UV: What key change do you think VCs need to make to better support startups in physical industries?

SC:  I believe it’s essential to foster a deeper understanding of end customers and develop patience. Startups in these sectors often have longer gestation periods, requiring time to refine products and navigate extended sales cycles.

VCs also need to challenge entrenched biases around physical industries, which historically haven’t been seen as “hot.” Supporting founders from unconventional backgrounds is critical; not every problem in these sectors will be solved by someone from a high-profile tech company. 

It’s about recognizing and backing talent that deeply understands the nuances of their space, even if they don’t come from the traditional startup mold. Above all, following the smartest, most capable founders and trusting their guidance is key.

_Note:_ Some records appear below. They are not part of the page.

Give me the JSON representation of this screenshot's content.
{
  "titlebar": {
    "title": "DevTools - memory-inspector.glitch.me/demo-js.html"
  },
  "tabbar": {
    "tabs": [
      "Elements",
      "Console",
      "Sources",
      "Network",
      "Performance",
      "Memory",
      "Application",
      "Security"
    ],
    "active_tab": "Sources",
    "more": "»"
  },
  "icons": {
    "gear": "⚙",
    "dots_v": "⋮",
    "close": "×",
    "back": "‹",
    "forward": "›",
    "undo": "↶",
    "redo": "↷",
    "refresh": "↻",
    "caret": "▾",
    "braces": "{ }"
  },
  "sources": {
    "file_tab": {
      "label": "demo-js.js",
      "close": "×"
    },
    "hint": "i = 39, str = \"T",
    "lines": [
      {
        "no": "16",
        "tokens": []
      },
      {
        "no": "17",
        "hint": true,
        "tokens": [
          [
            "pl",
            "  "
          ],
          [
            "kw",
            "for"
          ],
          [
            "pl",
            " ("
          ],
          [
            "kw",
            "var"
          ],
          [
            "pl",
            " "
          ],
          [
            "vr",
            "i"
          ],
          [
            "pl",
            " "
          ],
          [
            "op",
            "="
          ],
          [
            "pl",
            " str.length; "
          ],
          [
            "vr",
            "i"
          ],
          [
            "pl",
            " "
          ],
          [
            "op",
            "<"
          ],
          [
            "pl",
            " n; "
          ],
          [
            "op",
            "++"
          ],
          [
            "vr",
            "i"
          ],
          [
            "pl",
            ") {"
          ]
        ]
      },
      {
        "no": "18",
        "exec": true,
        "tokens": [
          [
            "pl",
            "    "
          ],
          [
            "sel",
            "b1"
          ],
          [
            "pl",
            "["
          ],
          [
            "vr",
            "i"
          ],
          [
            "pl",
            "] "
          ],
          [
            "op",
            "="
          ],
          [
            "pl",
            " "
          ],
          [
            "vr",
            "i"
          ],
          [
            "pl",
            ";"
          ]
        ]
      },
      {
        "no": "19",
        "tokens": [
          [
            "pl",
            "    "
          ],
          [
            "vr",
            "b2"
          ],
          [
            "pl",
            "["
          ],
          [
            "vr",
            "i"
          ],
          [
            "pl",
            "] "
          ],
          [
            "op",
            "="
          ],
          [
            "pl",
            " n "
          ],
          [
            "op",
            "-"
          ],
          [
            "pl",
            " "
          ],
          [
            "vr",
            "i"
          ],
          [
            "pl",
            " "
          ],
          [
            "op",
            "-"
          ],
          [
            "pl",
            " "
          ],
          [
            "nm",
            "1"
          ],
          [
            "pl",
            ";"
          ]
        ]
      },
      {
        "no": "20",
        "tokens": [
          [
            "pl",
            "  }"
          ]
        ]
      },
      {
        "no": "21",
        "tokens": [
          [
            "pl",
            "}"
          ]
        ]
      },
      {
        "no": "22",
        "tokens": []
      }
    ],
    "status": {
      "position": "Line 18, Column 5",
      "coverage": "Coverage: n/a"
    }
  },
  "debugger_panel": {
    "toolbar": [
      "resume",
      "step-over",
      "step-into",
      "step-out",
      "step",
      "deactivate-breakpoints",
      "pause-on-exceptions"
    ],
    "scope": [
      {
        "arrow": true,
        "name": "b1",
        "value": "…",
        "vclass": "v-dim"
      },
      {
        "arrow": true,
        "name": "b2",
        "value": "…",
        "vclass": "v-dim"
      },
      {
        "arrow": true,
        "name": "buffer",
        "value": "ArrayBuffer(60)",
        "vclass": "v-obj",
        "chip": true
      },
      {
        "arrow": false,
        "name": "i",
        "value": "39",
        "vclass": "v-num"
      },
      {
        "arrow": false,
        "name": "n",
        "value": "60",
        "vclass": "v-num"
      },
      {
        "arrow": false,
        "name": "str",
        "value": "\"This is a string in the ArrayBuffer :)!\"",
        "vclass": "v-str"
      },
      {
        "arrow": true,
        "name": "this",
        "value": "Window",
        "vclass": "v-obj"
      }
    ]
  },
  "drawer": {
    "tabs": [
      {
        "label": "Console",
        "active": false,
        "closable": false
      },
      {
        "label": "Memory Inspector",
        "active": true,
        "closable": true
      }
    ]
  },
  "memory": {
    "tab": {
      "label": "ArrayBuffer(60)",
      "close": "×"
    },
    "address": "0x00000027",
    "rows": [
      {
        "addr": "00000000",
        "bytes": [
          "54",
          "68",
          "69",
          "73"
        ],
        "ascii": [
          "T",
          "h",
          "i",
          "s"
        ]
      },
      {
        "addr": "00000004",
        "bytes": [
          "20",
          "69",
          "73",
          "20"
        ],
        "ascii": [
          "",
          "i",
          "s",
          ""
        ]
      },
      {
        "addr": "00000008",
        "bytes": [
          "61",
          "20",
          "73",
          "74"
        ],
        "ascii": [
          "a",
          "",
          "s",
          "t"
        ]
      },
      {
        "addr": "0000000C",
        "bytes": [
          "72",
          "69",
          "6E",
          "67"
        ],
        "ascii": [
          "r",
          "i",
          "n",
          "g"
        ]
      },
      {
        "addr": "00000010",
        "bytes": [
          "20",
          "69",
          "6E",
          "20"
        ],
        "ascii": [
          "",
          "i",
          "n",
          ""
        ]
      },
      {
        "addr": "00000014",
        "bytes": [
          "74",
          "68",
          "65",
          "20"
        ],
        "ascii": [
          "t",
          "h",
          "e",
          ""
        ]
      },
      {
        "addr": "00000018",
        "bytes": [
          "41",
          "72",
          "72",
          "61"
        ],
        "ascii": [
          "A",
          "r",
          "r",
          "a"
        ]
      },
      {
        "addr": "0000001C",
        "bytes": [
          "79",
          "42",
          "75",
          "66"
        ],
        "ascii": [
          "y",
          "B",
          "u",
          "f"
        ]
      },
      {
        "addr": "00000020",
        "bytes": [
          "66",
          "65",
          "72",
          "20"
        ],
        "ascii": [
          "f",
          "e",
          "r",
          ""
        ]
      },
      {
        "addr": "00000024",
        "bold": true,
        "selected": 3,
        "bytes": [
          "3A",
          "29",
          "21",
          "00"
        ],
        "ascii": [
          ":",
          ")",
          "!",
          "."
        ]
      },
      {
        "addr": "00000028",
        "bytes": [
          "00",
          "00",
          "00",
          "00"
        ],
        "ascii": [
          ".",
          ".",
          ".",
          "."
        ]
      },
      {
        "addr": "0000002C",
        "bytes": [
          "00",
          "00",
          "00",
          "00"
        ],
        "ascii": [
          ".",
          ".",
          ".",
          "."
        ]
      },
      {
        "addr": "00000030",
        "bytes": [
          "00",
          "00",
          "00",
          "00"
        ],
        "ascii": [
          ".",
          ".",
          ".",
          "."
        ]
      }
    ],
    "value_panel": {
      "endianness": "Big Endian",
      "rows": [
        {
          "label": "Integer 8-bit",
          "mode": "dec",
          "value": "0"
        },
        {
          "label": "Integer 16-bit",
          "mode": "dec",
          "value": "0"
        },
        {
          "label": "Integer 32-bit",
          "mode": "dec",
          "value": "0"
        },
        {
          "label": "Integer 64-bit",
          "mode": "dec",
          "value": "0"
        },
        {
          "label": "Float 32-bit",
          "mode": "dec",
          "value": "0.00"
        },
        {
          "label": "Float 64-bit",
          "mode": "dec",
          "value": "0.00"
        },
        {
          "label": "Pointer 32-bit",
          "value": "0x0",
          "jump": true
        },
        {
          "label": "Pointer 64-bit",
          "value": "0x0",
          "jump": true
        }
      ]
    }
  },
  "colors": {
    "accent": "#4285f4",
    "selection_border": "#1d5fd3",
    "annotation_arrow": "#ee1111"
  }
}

UV: What role do you see industrial innovation playing in shaping the future of our world?

SC: I believe Europe is at a critical juncture, and while the urgency has been apparent for at least two years, the response has been slow. The Trump election seems to have marked a turning point in highlighting the need for action across the continent. Governments, in my view, should focus on creating optimal conditions for entrepreneurs to build transformative technologies.

Historically, periods of significant technological innovation, wealth creation, and sovereignty have often been driven by scaling research and development. For instance, early Silicon Valley grew out of U.S. military R&D projects, and Bell Labs played a pivotal role in developing foundational technologies. While these innovations might not have had immediate commercial applications, they laid the groundwork for long-term ecosystems that fueled massive growth—evidenced by the trillions in market capitalization that U.S. technology companies have achieved.

To address today’s challenges, I believe we need to focus strongly on research, deep tech, and innovation. Private enterprise is often the best vehicle for turning these advancements into scalable solutions. So, I’m super bullish on the founders’ ability to build many of these companies and solve many of these problems. Ultimately, we have no choice but to solve these issues.